Une dernière descente effectuée sur les fesses car le combo ‘ mur a descendre + jambes en carton humide’ m’aurait fait courir a ma perte…
Je termine quand même dans un semblant de sprint (mis en perspective avec le niveau de fatigue du moment, c’était un sprint de dingue!!) et coupe le chrono en 4h48, au coude a coude avec l’homme en salomon… il est d’ailleurs venu me féliciter de ma gestion de course en dépit de mon gabarit ( ce qui fait très plaisir. ..ça veut dire qu’il m’avait d’abord pris de haut avant de se raviser devant ma vitesse exceptionnelle )

Ravito rapide et retour maison car ma femme avait besoin de la voiture. Je ne sais donc pas quel est mon classement. ..
Mais pour avoir vérifié, course faisait finalement 44,2km et pas 41..et voilà le dénivelé.

image
je mets le dénivelé du parcours à la fin du récit parce que je ne l’ai vu qu’après la course en cherchant le classement sur le net

Et franchement le parcours était tout simplement génial!!! Une course a conseiller!!

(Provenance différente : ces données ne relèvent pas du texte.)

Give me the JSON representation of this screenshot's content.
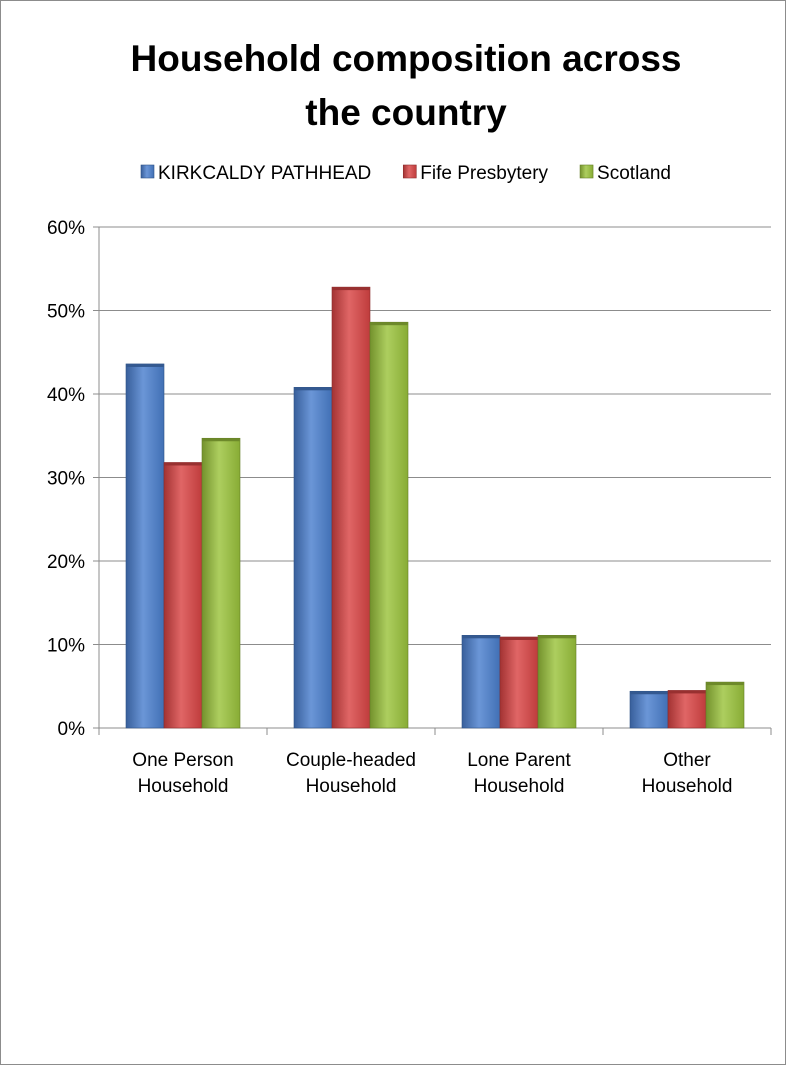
{
  "chart_data": {
    "type": "bar",
    "title_lines": [
      "Household composition across",
      "the country"
    ],
    "categories": [
      [
        "One Person",
        "Household"
      ],
      [
        "Couple-headed",
        "Household"
      ],
      [
        "Lone Parent",
        "Household"
      ],
      [
        "Other",
        "Household"
      ]
    ],
    "series": [
      {
        "name": "KIRKCALDY PATHHEAD",
        "color": "#4a7fce",
        "values": [
          43.6,
          40.8,
          11.1,
          4.4
        ]
      },
      {
        "name": "Fife Presbytery",
        "color": "#d94444",
        "values": [
          31.8,
          52.8,
          10.9,
          4.5
        ]
      },
      {
        "name": "Scotland",
        "color": "#9bc33c",
        "values": [
          34.7,
          48.6,
          11.1,
          5.5
        ]
      }
    ],
    "ylim": [
      0,
      60
    ],
    "yticks": [
      0,
      10,
      20,
      30,
      40,
      50,
      60
    ],
    "ytick_labels": [
      "0%",
      "10%",
      "20%",
      "30%",
      "40%",
      "50%",
      "60%"
    ],
    "grid": true,
    "legend_position": "top"
  }
}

A J+2 je n’ai quasiment plus aucune courbatures dans les cuisses (je vais pas mentir, y a un petit reste sur la cuisse droite mais c’est léger) et surtout zéro douleur, ni au tendon ni au genou ni nul par ailleurs!!
Donc c’est officiel, on se donne RDV le 13/05 pour les 100km de Steenwerck. ..je suis honnête, je veux essayer d’accrocher un sub12h (en même temps c’est pas un objectif de fou non plus mais c’est mon niveau 🙂 )

A bientôt et bon running

A l’encontre de toute logique

Bonjour fidèle lecteur et bienvenu futur fidèle.

Un petit article rapide (normalement) pour expliquer comment je peux parfois réfléchir comme un âne. ..voir ne pas réfléchir du tout.

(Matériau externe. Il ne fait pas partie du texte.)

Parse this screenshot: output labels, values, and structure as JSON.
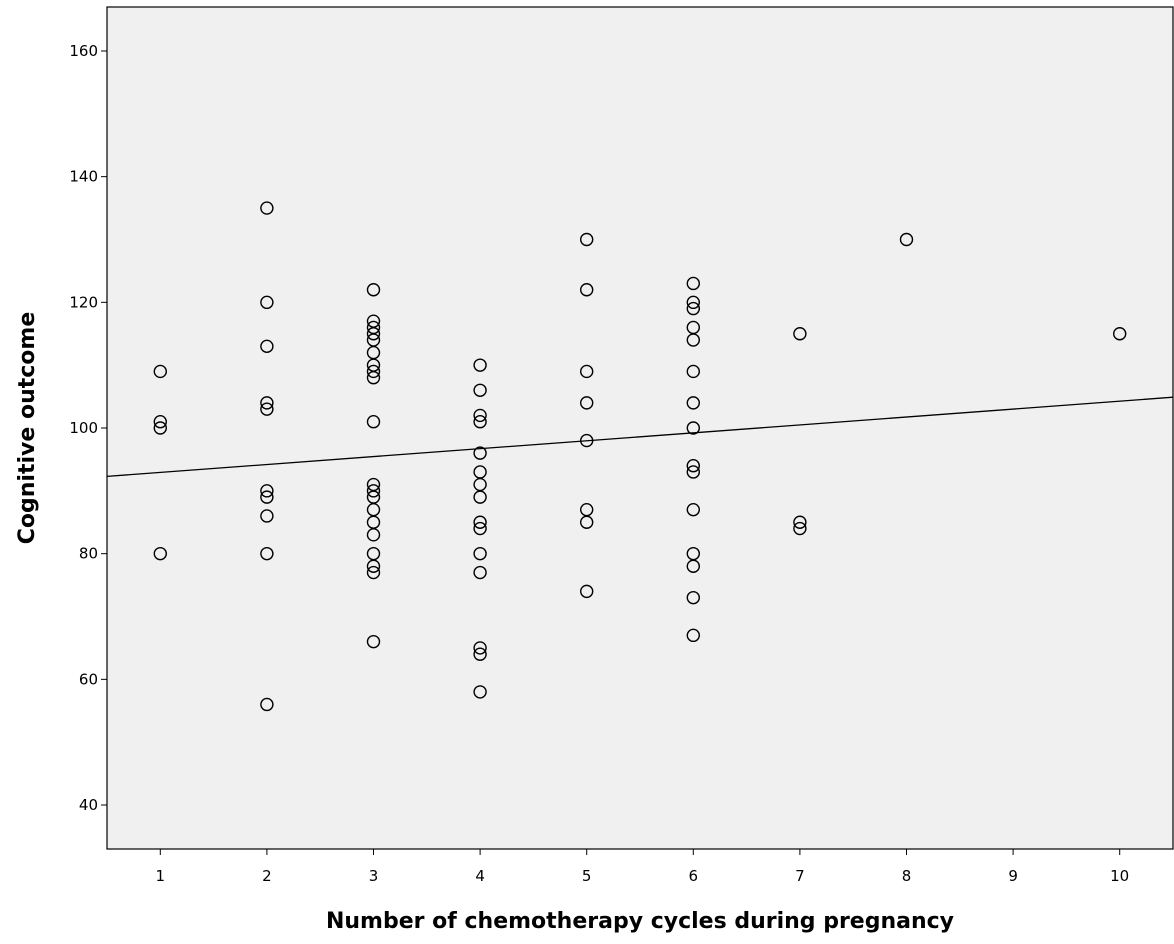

Très rapide mise en contexte:
J’ai repris la course a pied le 28/02 après 2 mois d’arrêt complet (pour ceux qui ne seraient pas des fidèles, nodule au tendon d’Achille droit)
Assez rapidement après ma reprise, et après avoir annulé ma participation aux 24h de Rennes(oui je sais être un peu raisonnable), j’ai assez vite décidé que je participerais au 100km de Steenwerck le 13 mai.
Et pour assouvir ma soif de dossard, j’avais prévu de participer aux Foulées des Chênes d’Antan qui ont lieu le 19/04. C’est un 20km en forêt mais très plat sur des chemins stabilisés. ..
Bref. (Ce ‘bref’ veut dire que la mise en contexte est terminée:-) )

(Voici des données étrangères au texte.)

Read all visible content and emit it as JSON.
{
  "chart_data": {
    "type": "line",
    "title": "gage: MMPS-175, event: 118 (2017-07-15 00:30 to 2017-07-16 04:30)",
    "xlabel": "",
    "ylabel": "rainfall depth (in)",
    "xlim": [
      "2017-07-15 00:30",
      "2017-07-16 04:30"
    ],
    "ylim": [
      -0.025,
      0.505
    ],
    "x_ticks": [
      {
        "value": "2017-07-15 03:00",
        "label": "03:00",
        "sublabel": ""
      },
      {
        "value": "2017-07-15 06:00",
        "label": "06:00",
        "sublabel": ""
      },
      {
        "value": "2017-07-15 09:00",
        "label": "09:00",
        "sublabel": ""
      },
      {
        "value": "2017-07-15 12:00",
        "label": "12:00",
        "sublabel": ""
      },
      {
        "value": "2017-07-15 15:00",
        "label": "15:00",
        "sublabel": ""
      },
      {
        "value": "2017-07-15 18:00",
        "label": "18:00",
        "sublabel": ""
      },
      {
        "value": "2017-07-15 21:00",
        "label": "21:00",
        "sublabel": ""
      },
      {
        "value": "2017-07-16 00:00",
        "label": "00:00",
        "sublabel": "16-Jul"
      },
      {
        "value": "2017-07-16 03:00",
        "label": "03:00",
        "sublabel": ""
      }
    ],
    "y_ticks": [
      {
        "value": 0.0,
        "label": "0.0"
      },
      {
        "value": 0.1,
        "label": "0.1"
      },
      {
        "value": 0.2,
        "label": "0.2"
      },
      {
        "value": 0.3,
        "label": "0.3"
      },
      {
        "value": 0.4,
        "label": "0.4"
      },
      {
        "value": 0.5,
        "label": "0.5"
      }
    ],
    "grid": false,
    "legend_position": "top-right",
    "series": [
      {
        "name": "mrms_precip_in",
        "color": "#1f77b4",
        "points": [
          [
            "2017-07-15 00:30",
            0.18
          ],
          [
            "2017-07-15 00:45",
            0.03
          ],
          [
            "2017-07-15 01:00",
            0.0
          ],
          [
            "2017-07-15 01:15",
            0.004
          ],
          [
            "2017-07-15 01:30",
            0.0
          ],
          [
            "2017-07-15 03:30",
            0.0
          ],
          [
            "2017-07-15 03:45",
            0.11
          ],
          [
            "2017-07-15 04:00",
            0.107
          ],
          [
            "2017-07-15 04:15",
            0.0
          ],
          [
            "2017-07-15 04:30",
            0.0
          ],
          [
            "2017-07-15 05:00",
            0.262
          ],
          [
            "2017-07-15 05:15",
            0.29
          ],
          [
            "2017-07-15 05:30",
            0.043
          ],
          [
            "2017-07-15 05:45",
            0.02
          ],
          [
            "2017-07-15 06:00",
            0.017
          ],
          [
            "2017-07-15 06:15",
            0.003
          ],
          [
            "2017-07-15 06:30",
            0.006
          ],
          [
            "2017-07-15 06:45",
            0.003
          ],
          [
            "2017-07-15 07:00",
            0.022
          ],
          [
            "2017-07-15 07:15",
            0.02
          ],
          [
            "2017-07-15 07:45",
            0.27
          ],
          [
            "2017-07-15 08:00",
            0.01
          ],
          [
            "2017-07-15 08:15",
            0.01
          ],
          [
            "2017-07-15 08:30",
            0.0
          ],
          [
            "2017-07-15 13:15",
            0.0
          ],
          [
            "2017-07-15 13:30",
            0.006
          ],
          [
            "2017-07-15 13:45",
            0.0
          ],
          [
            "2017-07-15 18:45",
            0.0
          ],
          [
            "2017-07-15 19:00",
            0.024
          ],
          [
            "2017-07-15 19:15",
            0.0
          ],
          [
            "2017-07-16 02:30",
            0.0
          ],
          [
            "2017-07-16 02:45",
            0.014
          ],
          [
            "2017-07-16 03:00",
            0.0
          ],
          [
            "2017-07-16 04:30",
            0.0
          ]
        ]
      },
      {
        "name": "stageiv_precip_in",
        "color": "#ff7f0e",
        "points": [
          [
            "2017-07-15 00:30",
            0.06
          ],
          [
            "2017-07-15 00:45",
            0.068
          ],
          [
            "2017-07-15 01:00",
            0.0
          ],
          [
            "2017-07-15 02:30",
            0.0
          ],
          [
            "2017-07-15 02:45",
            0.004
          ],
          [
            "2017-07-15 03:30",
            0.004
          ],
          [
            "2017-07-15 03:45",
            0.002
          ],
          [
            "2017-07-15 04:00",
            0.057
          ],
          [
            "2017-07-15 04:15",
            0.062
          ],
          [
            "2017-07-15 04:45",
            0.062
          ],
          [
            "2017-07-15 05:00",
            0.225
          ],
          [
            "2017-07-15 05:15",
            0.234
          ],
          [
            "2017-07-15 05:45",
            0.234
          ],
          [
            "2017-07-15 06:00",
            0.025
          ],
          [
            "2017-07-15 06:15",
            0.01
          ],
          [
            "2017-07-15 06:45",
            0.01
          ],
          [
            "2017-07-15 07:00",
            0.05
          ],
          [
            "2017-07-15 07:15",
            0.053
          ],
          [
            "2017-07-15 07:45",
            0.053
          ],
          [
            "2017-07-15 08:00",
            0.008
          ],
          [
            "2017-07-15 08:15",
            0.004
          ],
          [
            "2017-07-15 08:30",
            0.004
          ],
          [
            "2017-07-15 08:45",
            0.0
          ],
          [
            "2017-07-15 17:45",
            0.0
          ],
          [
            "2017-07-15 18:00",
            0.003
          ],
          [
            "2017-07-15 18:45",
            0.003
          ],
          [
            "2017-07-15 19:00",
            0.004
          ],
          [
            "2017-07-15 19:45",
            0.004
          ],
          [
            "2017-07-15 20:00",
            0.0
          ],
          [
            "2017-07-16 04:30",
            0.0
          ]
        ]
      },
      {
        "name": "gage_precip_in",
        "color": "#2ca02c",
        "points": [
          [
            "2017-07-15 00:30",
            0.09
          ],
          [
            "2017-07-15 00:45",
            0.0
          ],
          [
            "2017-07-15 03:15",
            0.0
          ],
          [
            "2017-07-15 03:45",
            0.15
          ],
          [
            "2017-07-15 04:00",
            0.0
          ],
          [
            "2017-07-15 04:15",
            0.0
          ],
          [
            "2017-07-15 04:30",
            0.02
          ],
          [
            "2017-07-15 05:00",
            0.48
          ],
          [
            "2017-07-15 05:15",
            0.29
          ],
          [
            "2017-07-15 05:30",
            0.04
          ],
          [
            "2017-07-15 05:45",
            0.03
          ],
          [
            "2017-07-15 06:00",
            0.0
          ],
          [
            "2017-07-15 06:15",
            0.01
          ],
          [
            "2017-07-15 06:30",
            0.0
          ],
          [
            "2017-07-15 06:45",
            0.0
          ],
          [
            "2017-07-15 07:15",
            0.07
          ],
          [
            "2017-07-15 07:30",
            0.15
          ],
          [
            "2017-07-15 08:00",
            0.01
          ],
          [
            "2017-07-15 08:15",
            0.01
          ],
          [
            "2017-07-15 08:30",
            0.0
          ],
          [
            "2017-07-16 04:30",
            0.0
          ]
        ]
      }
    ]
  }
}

Vendredi 3avril, ma femme m’annonce qu’elle va partir en weekend avec sa môman et sa soeur le weekend du 19.
C’est pour l’anniversaire de sa mère donc aucun problème. Soit je pars avec elles et je ne fais pas la course…soit elles partent sans moi mais avec la voiture!! Donc je ne fais pas la course. (Ça va tu suis fidèle lecteur)

Bon cette course n’était pas du tout un objectif donc je le vis bien…j’ai quand même envie d’accrocher un dossard sur mon torse musclé!!! ( toute remarque sur la phrase précédente pourra entraînée des violences physiques!!! 🙂 )

Me voilà donc, samedi 04/04, pendant que femme et enfant font la sieste, a chercher une course pour le weekend suivant. ..
J’étais a la recherche d’un petit 20 bornes en foret pour prendre du plaisir sans trop forcer. ..

Et qu’est ce qu’il s’est passé???

Je suis tombé la dessus…
image

Tu la vois la 3e ligne?? Mais si…
La 3e ligne…celle ou il y a écrit ‘Le marath’vert du gatinais’…

Voilà mon sang n’a fait qu’un tour…

Donc ce dimanche je cours un marathon en foret avec un petit dénivelé de 1000m et de la boue en veux tu en voilà!!!

C’est un peu fou mais je suis pressé d’y être.